Sebuah organisasi non-pemerintah bernama Control Arms India terlahir dari kepedulian tersebut. Binalakshmi Nepram menjadi capitnya. Melalui Control Arms India, ia fokus pada pencegahan kekerasan bersenjata dan pengurangan dampaknya. Dewasa ini, arktivisme Nepram sudah berkembang menjadi gerakan global, memperjuangkan hak asasi manusia dan keadilan bagi korban konflik.
“Misi saya adalah menciptakan dunia yang bebas dari kekerasan bersenjata,” ujar Binalakshmi Nepram dalam salah satu kesempatan. Upaya institusi yang ia dirikan bukan hanya terbatas pada konteks lokal. Ia aktif berkampanye di berbagai tingkat, mulai dari tingkat nasional hingga internasional, untuk menuangkan aspirasi tersebut.
Binalakshmi Nepram aktif menyuarakan keirangan di berbagai forum internasional.

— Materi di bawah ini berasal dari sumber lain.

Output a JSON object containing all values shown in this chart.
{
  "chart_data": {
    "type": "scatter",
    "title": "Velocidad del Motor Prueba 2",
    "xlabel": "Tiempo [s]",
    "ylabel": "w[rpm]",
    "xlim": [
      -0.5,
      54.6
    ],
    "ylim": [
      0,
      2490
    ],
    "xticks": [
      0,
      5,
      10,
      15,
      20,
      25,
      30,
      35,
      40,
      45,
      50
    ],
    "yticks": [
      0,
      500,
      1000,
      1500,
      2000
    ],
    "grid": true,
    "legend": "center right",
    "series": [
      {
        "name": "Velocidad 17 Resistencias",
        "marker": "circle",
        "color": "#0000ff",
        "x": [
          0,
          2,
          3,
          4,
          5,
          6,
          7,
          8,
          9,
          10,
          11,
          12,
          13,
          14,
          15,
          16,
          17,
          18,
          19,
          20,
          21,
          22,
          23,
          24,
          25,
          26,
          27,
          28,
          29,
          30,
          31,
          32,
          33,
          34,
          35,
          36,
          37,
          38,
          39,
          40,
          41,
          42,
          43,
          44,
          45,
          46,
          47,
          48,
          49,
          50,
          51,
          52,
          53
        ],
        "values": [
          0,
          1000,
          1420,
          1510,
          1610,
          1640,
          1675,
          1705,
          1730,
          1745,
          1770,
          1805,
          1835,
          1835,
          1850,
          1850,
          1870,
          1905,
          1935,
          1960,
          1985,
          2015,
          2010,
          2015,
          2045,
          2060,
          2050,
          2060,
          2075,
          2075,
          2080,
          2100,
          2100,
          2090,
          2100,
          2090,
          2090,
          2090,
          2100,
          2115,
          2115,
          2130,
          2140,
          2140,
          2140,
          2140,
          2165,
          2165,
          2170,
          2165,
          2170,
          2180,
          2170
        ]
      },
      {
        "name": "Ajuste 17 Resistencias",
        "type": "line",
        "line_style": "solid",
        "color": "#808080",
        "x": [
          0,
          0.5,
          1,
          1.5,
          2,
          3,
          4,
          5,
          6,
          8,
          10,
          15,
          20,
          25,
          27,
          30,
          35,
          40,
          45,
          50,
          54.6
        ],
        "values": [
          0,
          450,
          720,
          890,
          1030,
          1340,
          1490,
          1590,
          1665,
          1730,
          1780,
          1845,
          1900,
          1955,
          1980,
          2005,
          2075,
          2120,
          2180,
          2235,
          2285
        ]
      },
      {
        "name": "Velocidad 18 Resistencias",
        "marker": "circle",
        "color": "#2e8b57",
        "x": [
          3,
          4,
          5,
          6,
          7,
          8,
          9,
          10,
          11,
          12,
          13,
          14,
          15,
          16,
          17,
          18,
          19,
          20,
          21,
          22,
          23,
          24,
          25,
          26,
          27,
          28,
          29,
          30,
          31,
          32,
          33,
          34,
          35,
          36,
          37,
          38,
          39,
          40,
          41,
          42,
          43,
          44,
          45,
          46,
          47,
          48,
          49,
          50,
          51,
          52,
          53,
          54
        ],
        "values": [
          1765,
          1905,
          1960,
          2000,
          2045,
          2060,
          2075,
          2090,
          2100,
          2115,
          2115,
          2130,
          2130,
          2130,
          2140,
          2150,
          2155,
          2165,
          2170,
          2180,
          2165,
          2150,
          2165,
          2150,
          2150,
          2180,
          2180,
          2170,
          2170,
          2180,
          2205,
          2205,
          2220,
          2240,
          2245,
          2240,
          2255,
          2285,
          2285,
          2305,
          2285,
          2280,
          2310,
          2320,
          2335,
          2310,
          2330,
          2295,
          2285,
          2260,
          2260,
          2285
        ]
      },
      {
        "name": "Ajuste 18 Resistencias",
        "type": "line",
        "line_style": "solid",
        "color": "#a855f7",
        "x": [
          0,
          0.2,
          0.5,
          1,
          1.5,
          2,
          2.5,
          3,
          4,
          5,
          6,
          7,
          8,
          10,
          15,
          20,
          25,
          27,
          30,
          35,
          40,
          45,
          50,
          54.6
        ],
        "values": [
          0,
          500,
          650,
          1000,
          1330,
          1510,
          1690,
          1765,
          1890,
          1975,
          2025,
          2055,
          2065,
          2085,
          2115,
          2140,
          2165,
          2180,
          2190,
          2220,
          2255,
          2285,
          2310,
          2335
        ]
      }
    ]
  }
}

Ia mendorong komunitas global untuk mengambil tindakan nyata dalam memerangi pelanggaran HAM dan kontrol senjata. “Kekerasan senjata tidak hanya menghancurkan jiwa, tetapi juga meruntuhkan masa depan,” tegas Nepram.
Ia menekankan pentingnya kerjasama dalam mencapai tujuan perdamaian yang abadi. “Kita butuh kolaborasi Jogjajateng.com pemerintah, masyarakat sipil, dan pelaku industri untuk menciptakan sistem kontrol senjata yang efektif,” pungkasnya.
Binalakshmi Nepram bukan hanya seorang aktivis; ia juga seorang penggerak perubahan. Ia memfasilitasi dialog antar pihak yang terlibat dalam konflik, membangun jembatan komunikasi, dan menciptakan ruang untuk menemukan solusi bersama.
Kegigihan dan dedikasi Binalakshmi Nepram telah membawanya mendapatkan sejumlah penghargaan internasional. Ia dianggap sebagai simbol keberanian dan inspirasi bagi perempuan Indonesia dan dunia. Beliau telah menunjukkan bahwa perempuan mampu menjadi agen perubahan, membangun dunia yang lebih damai dan adil.
Binalakshmi Nepram menegaskan bahwa perdamaian bukan tujuan akhir, tetapi proses yang berkelanjutan. Ia yakin bahwa dengan kerja keras, solidaritas, dan tekad yang kuat, dunia punya potensi untuk mewujudkan masa depan yang free dari kekerasan senjata dan konflik.